There’s been a lot of confusion today about Slovakia’s role in passing a plan to expand the European Financial Stability Facility.
The tiny country is the last to vote on the EFSF, the linchpin of the second Greek bailout and the backstop against contagion spreading like wildfire throughout the eurozone.
For up-to-the minute updates, check out our live coverage of the decision.
Here’s what’s really going to happen in Slovakia today:
– Disagreement over the expansion plan lies within the parties of the governing coalition. Prime Minister Iveta Radicova, her SDKU-DS party, and two of the other three parties in her coalition are in favour of the EFSF plan. Together the three parties control 57 seats.

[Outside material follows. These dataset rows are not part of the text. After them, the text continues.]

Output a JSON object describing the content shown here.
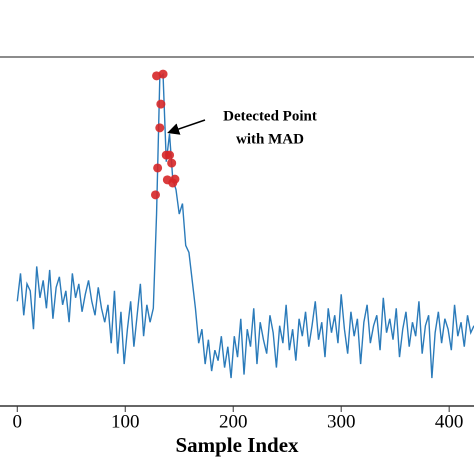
{
  "chart_data": {
    "type": "line",
    "x_label": "Sample Index",
    "annotation": [
      "Detected Point",
      "with MAD"
    ],
    "xlim": [
      -16,
      423
    ],
    "ylim": [
      0,
      100
    ],
    "xticks": [
      0,
      100,
      200,
      300,
      400
    ],
    "color": "#2b7bba",
    "x": [
      0,
      3,
      6,
      9,
      12,
      15,
      18,
      21,
      24,
      27,
      30,
      33,
      36,
      39,
      42,
      45,
      48,
      51,
      54,
      57,
      60,
      63,
      66,
      69,
      72,
      75,
      78,
      81,
      84,
      87,
      90,
      93,
      96,
      99,
      102,
      105,
      108,
      111,
      114,
      117,
      120,
      123,
      126,
      129,
      132,
      135,
      138,
      141,
      144,
      147,
      150,
      153,
      156,
      159,
      162,
      165,
      168,
      171,
      174,
      177,
      180,
      183,
      186,
      189,
      192,
      195,
      198,
      201,
      204,
      207,
      210,
      213,
      216,
      219,
      222,
      225,
      228,
      231,
      234,
      237,
      240,
      243,
      246,
      249,
      252,
      255,
      258,
      261,
      264,
      267,
      270,
      273,
      276,
      279,
      282,
      285,
      288,
      291,
      294,
      297,
      300,
      303,
      306,
      309,
      312,
      315,
      318,
      321,
      324,
      327,
      330,
      333,
      336,
      339,
      342,
      345,
      348,
      351,
      354,
      357,
      360,
      363,
      366,
      369,
      372,
      375,
      378,
      381,
      384,
      387,
      390,
      393,
      396,
      399,
      402,
      405,
      408,
      411,
      414,
      417,
      420,
      423
    ],
    "values": [
      30,
      38,
      26,
      35,
      33,
      22,
      40,
      31,
      36,
      28,
      39,
      25,
      34,
      37,
      29,
      33,
      24,
      38,
      31,
      35,
      27,
      32,
      36,
      30,
      26,
      34,
      28,
      24,
      29,
      18,
      33,
      15,
      27,
      12,
      22,
      30,
      17,
      26,
      35,
      20,
      29,
      24,
      28,
      55,
      94,
      95,
      70,
      78,
      65,
      62,
      55,
      58,
      46,
      44,
      36,
      28,
      18,
      22,
      12,
      19,
      10,
      16,
      13,
      20,
      11,
      17,
      8,
      20,
      14,
      25,
      9,
      22,
      17,
      28,
      12,
      24,
      19,
      15,
      26,
      21,
      11,
      23,
      18,
      29,
      16,
      22,
      13,
      25,
      20,
      27,
      17,
      23,
      30,
      19,
      24,
      14,
      28,
      21,
      26,
      18,
      32,
      22,
      15,
      27,
      20,
      25,
      12,
      24,
      29,
      18,
      23,
      26,
      16,
      31,
      21,
      25,
      19,
      28,
      14,
      22,
      27,
      17,
      24,
      20,
      30,
      15,
      23,
      26,
      8,
      21,
      27,
      18,
      25,
      22,
      16,
      29,
      20,
      24,
      17,
      26,
      21,
      23
    ],
    "markers": {
      "color": "#d62728",
      "x": [
        129,
        135,
        133,
        132,
        130,
        128,
        138,
        141,
        143,
        139,
        146,
        144
      ],
      "values": [
        94.6,
        95.1,
        86.5,
        79.7,
        68.2,
        60.5,
        71.9,
        71.9,
        69.6,
        64.8,
        65.0,
        63.9
      ]
    }
  }
}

– The coalition’s Freedom and Solidarity Party (SaS) (22 seats) disagrees with the EFSF expansion in principle, and has conceded that it will only pass the plan if provisions for a permanent replacement to the EFSF — the European Stability Mechanism — are omitted. This is unacceptable to both Europe and the rest of the governing coalition. The SaS has threatened to abstain from the vote.
– Robert Fico — the head of the popular opposition party Smer (62 seats) — said that although his party will not approve the plan on a first vote, it does agree with the EFSF expansion in principle.

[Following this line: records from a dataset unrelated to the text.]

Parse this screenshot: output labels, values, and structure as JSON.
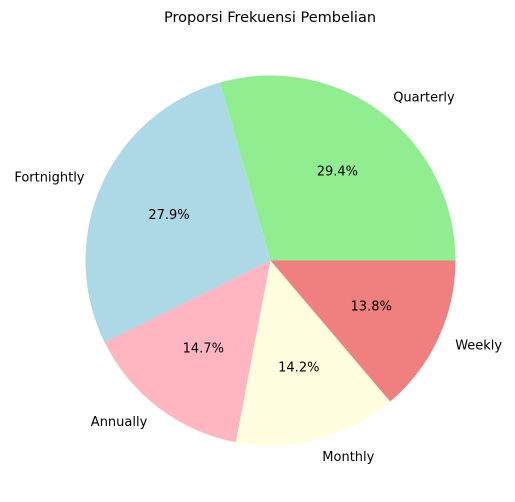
{
  "chart_data": {
    "type": "pie",
    "title": "Proporsi Frekuensi Pembelian",
    "categories": [
      "Quarterly",
      "Fortnightly",
      "Annually",
      "Monthly",
      "Weekly"
    ],
    "values": [
      29.4,
      27.9,
      14.7,
      14.2,
      13.8
    ],
    "percent_labels": [
      "29.4%",
      "27.9%",
      "14.7%",
      "14.2%",
      "13.8%"
    ],
    "colors": [
      "#90ee90",
      "#add8e6",
      "#ffb6c1",
      "#ffffe0",
      "#f08080"
    ],
    "start_angle_deg": 0,
    "direction": "counterclockwise",
    "legend": "none"
  }
}
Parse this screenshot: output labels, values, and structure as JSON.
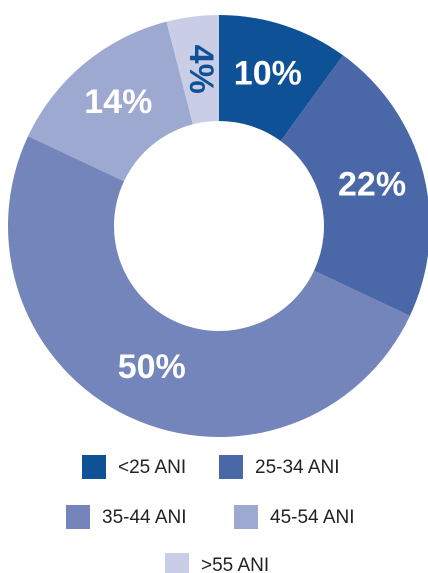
{
  "chart_data": {
    "type": "donut",
    "categories": [
      "<25 ANI",
      "25-34 ANI",
      "35-44 ANI",
      "45-54 ANI",
      ">55 ANI"
    ],
    "values": [
      10,
      22,
      50,
      14,
      4
    ],
    "value_labels": [
      "10%",
      "22%",
      "50%",
      "14%",
      "4%"
    ],
    "colors": [
      "#0e5196",
      "#4a68a7",
      "#7485bb",
      "#9ea9d1",
      "#c9cee6"
    ]
  }
}
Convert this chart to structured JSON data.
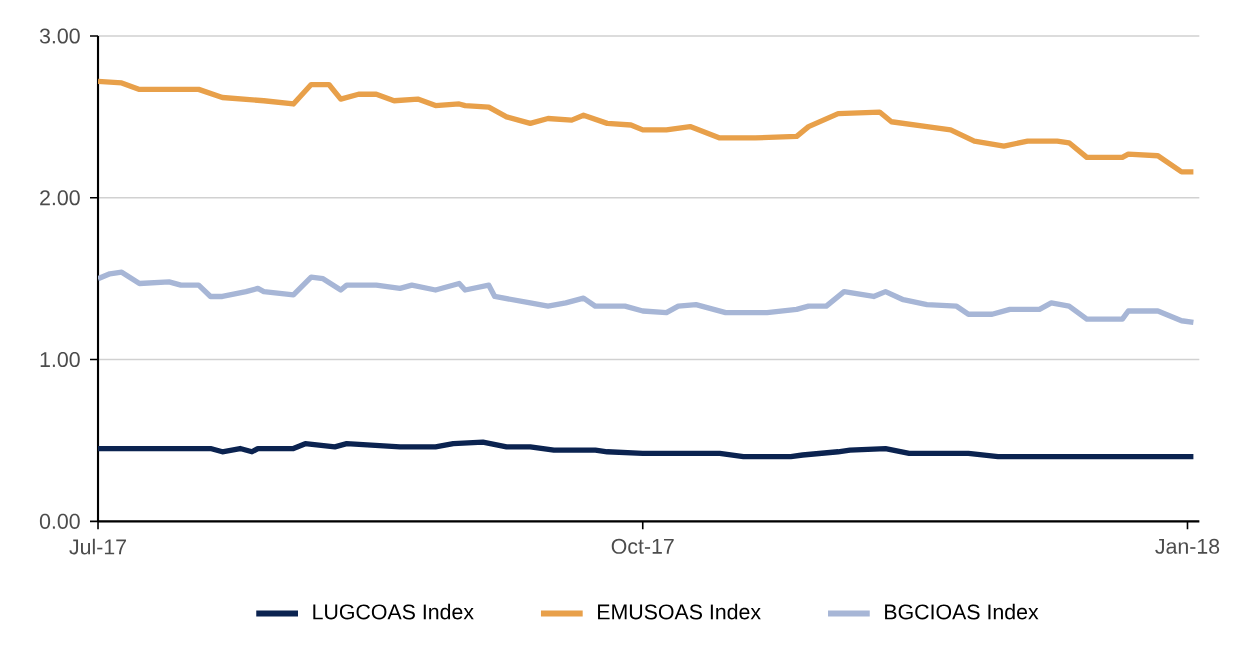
{
  "chart_data": {
    "type": "line",
    "xlim": [
      "2017-07-01",
      "2018-01-03"
    ],
    "xticks": [
      {
        "value": "2017-07-01",
        "label": "Jul-17"
      },
      {
        "value": "2017-10-01",
        "label": "Oct-17"
      },
      {
        "value": "2018-01-01",
        "label": "Jan-18"
      }
    ],
    "ylim": [
      0,
      3
    ],
    "yticks": [
      {
        "value": 0,
        "label": "0.00"
      },
      {
        "value": 1,
        "label": "1.00"
      },
      {
        "value": 2,
        "label": "2.00"
      },
      {
        "value": 3,
        "label": "3.00"
      }
    ],
    "grid": "y",
    "legend": "bottom",
    "marker": "none",
    "line_style": "solid",
    "series": [
      {
        "name": "LUGCOAS Index",
        "color": "#0b2350",
        "x": [
          "2017-07-01",
          "2017-07-20",
          "2017-07-22",
          "2017-07-25",
          "2017-07-27",
          "2017-07-28",
          "2017-08-03",
          "2017-08-05",
          "2017-08-10",
          "2017-08-12",
          "2017-08-21",
          "2017-08-27",
          "2017-08-30",
          "2017-09-04",
          "2017-09-08",
          "2017-09-12",
          "2017-09-16",
          "2017-09-23",
          "2017-09-25",
          "2017-10-01",
          "2017-10-14",
          "2017-10-18",
          "2017-10-26",
          "2017-10-28",
          "2017-11-03",
          "2017-11-05",
          "2017-11-11",
          "2017-11-15",
          "2017-11-25",
          "2017-11-30",
          "2018-01-02"
        ],
        "values": [
          0.45,
          0.45,
          0.43,
          0.45,
          0.43,
          0.45,
          0.45,
          0.48,
          0.46,
          0.48,
          0.46,
          0.46,
          0.48,
          0.49,
          0.46,
          0.46,
          0.44,
          0.44,
          0.43,
          0.42,
          0.42,
          0.4,
          0.4,
          0.41,
          0.43,
          0.44,
          0.45,
          0.42,
          0.42,
          0.4,
          0.4
        ]
      },
      {
        "name": "EMUSOAS Index",
        "color": "#e8a04a",
        "x": [
          "2017-07-01",
          "2017-07-05",
          "2017-07-08",
          "2017-07-18",
          "2017-07-22",
          "2017-07-29",
          "2017-08-03",
          "2017-08-06",
          "2017-08-09",
          "2017-08-11",
          "2017-08-14",
          "2017-08-17",
          "2017-08-20",
          "2017-08-24",
          "2017-08-27",
          "2017-08-31",
          "2017-09-01",
          "2017-09-05",
          "2017-09-08",
          "2017-09-12",
          "2017-09-15",
          "2017-09-19",
          "2017-09-21",
          "2017-09-25",
          "2017-09-29",
          "2017-10-01",
          "2017-10-05",
          "2017-10-09",
          "2017-10-14",
          "2017-10-20",
          "2017-10-27",
          "2017-10-29",
          "2017-11-03",
          "2017-11-10",
          "2017-11-12",
          "2017-11-18",
          "2017-11-22",
          "2017-11-26",
          "2017-12-01",
          "2017-12-05",
          "2017-12-10",
          "2017-12-12",
          "2017-12-15",
          "2017-12-21",
          "2017-12-22",
          "2017-12-27",
          "2017-12-31",
          "2018-01-02"
        ],
        "values": [
          2.72,
          2.71,
          2.67,
          2.67,
          2.62,
          2.6,
          2.58,
          2.7,
          2.7,
          2.61,
          2.64,
          2.64,
          2.6,
          2.61,
          2.57,
          2.58,
          2.57,
          2.56,
          2.5,
          2.46,
          2.49,
          2.48,
          2.51,
          2.46,
          2.45,
          2.42,
          2.42,
          2.44,
          2.37,
          2.37,
          2.38,
          2.44,
          2.52,
          2.53,
          2.47,
          2.44,
          2.42,
          2.35,
          2.32,
          2.35,
          2.35,
          2.34,
          2.25,
          2.25,
          2.27,
          2.26,
          2.16,
          2.16
        ]
      },
      {
        "name": "BGCIOAS Index",
        "color": "#a7b6d6",
        "x": [
          "2017-07-01",
          "2017-07-03",
          "2017-07-05",
          "2017-07-08",
          "2017-07-13",
          "2017-07-15",
          "2017-07-18",
          "2017-07-20",
          "2017-07-22",
          "2017-07-26",
          "2017-07-28",
          "2017-07-29",
          "2017-08-03",
          "2017-08-06",
          "2017-08-08",
          "2017-08-11",
          "2017-08-12",
          "2017-08-17",
          "2017-08-21",
          "2017-08-23",
          "2017-08-27",
          "2017-08-31",
          "2017-09-01",
          "2017-09-05",
          "2017-09-06",
          "2017-09-12",
          "2017-09-15",
          "2017-09-18",
          "2017-09-21",
          "2017-09-23",
          "2017-09-28",
          "2017-10-01",
          "2017-10-05",
          "2017-10-07",
          "2017-10-10",
          "2017-10-15",
          "2017-10-22",
          "2017-10-27",
          "2017-10-29",
          "2017-11-01",
          "2017-11-04",
          "2017-11-09",
          "2017-11-11",
          "2017-11-14",
          "2017-11-18",
          "2017-11-23",
          "2017-11-25",
          "2017-11-29",
          "2017-12-02",
          "2017-12-07",
          "2017-12-09",
          "2017-12-12",
          "2017-12-15",
          "2017-12-21",
          "2017-12-22",
          "2017-12-27",
          "2017-12-31",
          "2018-01-02"
        ],
        "values": [
          1.5,
          1.53,
          1.54,
          1.47,
          1.48,
          1.46,
          1.46,
          1.39,
          1.39,
          1.42,
          1.44,
          1.42,
          1.4,
          1.51,
          1.5,
          1.43,
          1.46,
          1.46,
          1.44,
          1.46,
          1.43,
          1.47,
          1.43,
          1.46,
          1.39,
          1.35,
          1.33,
          1.35,
          1.38,
          1.33,
          1.33,
          1.3,
          1.29,
          1.33,
          1.34,
          1.29,
          1.29,
          1.31,
          1.33,
          1.33,
          1.42,
          1.39,
          1.42,
          1.37,
          1.34,
          1.33,
          1.28,
          1.28,
          1.31,
          1.31,
          1.35,
          1.33,
          1.25,
          1.25,
          1.3,
          1.3,
          1.24,
          1.23
        ]
      }
    ]
  }
}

– Fico has told the press that his party will affirm the plan on a later vote, but that such an agreement will entail the dissolution of the governing coalition. He said during the debate, “We say no” to the current government but “We say yes” to the EFSF. U.S. markets went positive on this.
– Without full accord from the coalition, coalition votes in favour of the plan will not outnumber Smer’s nays in the first vote.
– PM Radicova has said that a second vote will be a confidence vote. The Smer party will not vote in favour of this.
– Radicova will eventually seek support from the Smer party in exchange for toppling the government, and a Smer-approved vote will pass overwhelmingly.
– The success of the EFSF plan now appears assured. Pressure from Europe is too great not to pass the plan for the sake of maintaining the government, particularly when consensus within the parliament favours approval.
– Unless the SaS does a last-minute about-face, the EFSF will pass and the governing coalition in Slovakia will fall.